We are currently going through the planning and fundraising processes to get us to the point where we can replace the hides with more robust, welcoming wildlife watching structures. We are not giving a specific completion date as yet, but when we are closer to installing new hides we will put a notification on the website.
Know before you go
Parking informationFree car park for 30 cars
Approximately 6km of trails which are a mixture of gravel and grass paths. Please keep to the marked tracks to avoid disturbing nesting birds
Accessible at all times
When to visit
Opening timesAccessible at all times
Best time to visitAll year round
About the reserve
The land was reclaimed from the sea in the 18th century when a seawall was built around the saltmarsh and originally used for farming. Now managed as a nature reserve and just a stones through away from Leigh-on-Sea, it is a firm favourite walking destination and a fantastic site for birdwatching.
During winter, look out over the mudflats which provide the perfect habitat for thousands of wildfowl and waders, including noisy flocks of dark-bellied brent geese that feed on the dense beds of eel-grass. Wander round the western section and you will reach the Lagoon Hide, where hundreds of waders such as curlew, dunlin, avocet, redshank and black-tailed godwit flock to in winter. You might also be fortunate enough to see a short-eared owl gracefully hunting throughout the autumn and winter months.

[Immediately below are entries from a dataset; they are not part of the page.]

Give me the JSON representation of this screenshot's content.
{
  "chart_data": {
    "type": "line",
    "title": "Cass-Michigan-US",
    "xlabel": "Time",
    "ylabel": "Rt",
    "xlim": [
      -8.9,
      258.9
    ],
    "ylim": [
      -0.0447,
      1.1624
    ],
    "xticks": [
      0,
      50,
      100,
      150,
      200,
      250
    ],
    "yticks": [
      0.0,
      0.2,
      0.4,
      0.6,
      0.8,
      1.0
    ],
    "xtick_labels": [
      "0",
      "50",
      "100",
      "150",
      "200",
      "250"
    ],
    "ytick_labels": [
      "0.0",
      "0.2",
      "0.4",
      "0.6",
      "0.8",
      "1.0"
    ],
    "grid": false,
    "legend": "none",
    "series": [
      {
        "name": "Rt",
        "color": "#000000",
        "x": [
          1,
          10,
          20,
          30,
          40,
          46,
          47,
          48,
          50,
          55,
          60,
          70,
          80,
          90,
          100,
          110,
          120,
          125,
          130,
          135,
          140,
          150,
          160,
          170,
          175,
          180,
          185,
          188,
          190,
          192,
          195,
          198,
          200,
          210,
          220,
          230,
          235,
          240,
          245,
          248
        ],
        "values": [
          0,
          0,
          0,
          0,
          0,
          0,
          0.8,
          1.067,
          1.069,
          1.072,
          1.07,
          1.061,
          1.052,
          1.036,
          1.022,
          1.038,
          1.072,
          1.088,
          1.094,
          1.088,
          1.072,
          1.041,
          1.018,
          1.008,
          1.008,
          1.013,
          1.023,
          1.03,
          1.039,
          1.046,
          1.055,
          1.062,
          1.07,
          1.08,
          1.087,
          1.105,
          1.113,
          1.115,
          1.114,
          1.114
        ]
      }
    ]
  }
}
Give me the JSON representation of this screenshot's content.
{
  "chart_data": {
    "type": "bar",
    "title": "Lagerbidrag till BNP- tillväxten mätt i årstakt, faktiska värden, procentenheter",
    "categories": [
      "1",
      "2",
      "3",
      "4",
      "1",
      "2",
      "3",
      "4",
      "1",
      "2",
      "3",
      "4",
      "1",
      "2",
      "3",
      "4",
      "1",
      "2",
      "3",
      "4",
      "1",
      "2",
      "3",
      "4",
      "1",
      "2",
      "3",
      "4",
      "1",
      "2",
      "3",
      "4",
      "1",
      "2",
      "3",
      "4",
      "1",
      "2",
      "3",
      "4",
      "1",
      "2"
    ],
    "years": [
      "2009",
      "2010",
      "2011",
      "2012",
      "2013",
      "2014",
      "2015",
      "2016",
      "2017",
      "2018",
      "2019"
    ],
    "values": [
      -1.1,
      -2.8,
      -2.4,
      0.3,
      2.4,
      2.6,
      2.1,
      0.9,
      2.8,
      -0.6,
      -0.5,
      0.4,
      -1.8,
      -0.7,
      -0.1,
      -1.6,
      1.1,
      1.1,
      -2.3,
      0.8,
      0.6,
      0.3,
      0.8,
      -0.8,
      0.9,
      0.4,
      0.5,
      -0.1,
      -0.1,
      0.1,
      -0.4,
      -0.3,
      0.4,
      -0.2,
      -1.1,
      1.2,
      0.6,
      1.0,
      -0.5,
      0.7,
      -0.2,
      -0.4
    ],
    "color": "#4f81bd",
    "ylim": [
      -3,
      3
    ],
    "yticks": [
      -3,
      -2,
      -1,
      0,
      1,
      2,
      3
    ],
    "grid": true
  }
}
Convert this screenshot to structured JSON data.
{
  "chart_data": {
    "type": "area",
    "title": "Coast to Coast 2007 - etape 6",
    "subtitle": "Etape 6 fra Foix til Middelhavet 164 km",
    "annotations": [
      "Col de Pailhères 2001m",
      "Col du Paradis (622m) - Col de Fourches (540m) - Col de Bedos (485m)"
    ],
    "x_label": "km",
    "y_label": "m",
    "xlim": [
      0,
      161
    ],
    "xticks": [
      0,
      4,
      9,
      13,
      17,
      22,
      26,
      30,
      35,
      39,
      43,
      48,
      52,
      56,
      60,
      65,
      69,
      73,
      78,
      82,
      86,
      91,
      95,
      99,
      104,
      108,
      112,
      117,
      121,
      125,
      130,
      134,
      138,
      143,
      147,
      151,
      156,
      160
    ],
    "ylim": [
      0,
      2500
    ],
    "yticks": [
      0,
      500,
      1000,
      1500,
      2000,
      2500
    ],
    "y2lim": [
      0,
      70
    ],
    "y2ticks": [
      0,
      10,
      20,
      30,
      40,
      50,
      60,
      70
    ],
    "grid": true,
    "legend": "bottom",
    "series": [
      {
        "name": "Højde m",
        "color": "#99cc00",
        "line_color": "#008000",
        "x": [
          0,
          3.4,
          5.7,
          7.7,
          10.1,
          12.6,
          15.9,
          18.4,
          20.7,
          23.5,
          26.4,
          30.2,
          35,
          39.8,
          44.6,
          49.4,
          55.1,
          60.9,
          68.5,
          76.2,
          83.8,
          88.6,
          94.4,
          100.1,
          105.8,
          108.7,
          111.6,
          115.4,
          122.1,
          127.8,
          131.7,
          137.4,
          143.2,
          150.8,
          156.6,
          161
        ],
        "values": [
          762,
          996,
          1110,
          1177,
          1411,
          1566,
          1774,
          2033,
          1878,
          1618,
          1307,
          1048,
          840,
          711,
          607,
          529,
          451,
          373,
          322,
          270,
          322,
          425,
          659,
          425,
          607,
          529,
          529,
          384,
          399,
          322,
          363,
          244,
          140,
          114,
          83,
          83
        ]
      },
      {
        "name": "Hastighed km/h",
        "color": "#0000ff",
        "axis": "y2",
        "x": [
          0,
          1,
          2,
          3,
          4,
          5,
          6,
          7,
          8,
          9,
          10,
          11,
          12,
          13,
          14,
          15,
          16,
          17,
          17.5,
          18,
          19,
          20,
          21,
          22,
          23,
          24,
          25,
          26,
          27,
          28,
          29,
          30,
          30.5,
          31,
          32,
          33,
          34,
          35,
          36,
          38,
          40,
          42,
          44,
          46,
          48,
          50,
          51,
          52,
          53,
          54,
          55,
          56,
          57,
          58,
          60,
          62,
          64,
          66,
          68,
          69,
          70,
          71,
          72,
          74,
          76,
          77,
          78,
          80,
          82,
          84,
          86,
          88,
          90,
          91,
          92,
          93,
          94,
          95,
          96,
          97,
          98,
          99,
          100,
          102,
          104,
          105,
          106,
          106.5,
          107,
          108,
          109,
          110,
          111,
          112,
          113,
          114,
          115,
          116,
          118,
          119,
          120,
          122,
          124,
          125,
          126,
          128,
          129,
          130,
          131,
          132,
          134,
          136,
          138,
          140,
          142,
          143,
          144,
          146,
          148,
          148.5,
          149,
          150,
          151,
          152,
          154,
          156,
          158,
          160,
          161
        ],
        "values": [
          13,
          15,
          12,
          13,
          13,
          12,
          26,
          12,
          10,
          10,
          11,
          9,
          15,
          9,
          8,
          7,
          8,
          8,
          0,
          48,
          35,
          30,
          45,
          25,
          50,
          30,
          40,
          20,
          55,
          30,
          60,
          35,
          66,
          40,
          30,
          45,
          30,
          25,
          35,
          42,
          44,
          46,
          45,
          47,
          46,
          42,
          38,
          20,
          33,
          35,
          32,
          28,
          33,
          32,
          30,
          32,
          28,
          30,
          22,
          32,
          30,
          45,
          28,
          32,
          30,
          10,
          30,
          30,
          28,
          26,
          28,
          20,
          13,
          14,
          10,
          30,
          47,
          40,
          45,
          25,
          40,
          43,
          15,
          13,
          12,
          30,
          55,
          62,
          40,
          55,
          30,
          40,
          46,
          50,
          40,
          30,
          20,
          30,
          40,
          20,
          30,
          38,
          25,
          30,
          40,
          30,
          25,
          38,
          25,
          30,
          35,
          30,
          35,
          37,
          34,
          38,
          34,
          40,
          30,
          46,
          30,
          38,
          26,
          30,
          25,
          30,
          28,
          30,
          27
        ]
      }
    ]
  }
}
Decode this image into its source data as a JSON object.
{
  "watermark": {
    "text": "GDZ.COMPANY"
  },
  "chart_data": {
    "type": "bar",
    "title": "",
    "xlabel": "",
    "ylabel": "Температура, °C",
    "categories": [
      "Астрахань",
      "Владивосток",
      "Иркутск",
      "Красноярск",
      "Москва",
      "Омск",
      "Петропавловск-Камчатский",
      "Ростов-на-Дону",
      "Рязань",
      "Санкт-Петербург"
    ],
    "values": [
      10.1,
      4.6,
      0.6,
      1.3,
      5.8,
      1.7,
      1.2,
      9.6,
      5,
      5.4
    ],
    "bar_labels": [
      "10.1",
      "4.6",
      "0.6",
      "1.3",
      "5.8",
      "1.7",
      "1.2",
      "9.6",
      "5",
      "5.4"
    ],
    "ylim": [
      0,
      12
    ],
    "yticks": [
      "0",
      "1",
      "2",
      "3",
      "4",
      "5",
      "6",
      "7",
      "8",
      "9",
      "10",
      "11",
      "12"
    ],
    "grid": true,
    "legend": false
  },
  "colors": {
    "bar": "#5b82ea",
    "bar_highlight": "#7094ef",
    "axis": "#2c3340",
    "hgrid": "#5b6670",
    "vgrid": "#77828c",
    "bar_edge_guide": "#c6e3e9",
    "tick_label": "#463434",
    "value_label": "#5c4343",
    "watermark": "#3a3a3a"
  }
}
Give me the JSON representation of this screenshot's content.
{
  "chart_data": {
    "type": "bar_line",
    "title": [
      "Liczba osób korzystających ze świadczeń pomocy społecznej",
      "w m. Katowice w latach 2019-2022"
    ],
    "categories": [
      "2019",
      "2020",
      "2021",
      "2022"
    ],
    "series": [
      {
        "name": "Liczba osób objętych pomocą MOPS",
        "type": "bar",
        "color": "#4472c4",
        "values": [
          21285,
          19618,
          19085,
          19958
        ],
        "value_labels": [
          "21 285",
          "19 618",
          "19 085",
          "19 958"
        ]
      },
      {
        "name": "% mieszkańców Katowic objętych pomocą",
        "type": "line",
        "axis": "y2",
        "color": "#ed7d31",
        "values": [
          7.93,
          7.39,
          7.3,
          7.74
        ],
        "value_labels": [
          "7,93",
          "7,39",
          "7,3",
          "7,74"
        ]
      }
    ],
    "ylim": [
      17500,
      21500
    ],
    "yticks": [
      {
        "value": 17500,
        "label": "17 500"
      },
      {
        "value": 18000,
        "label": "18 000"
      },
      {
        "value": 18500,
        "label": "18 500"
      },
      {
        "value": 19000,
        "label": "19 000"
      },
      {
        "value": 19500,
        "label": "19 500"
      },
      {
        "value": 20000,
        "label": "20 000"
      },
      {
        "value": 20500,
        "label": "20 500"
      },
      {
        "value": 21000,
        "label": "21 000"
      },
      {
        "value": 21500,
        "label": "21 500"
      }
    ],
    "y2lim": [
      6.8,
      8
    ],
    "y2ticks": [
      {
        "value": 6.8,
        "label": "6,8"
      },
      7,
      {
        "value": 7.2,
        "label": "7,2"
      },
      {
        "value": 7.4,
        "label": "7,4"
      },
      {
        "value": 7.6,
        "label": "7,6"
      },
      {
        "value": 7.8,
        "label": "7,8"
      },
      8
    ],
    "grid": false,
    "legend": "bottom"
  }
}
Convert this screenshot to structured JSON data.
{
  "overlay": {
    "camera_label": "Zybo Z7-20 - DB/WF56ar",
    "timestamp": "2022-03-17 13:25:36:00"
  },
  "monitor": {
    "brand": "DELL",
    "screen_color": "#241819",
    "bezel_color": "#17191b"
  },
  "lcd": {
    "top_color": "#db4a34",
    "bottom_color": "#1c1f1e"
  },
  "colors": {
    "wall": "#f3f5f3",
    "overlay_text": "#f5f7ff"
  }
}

The eastern section is part of Leigh National Nature Reserve, where the saltmarsh is one of the best surviving in the Thames Estuary. Admire the array of saltmarsh plant species such as golden samphire, sea purslane, common sea-lavender and sea aster.
During the summer months the site is brimming with rare insects and butterflies, including the incredibly rare shrill and brown-banded carder bee and wonderful butterflies like marbled white and Essex skipper. Look to the skies and you’ll often see kestrel hovering over the reserve looking for field voles and look to the ground on a warm morning and you might catch a glimpse of a sunbathing adder or slow-worm.
Did you know?
The name of the island originates from two large Elm trees that were a prominent feature until they were brought down by storms in the early 1960s.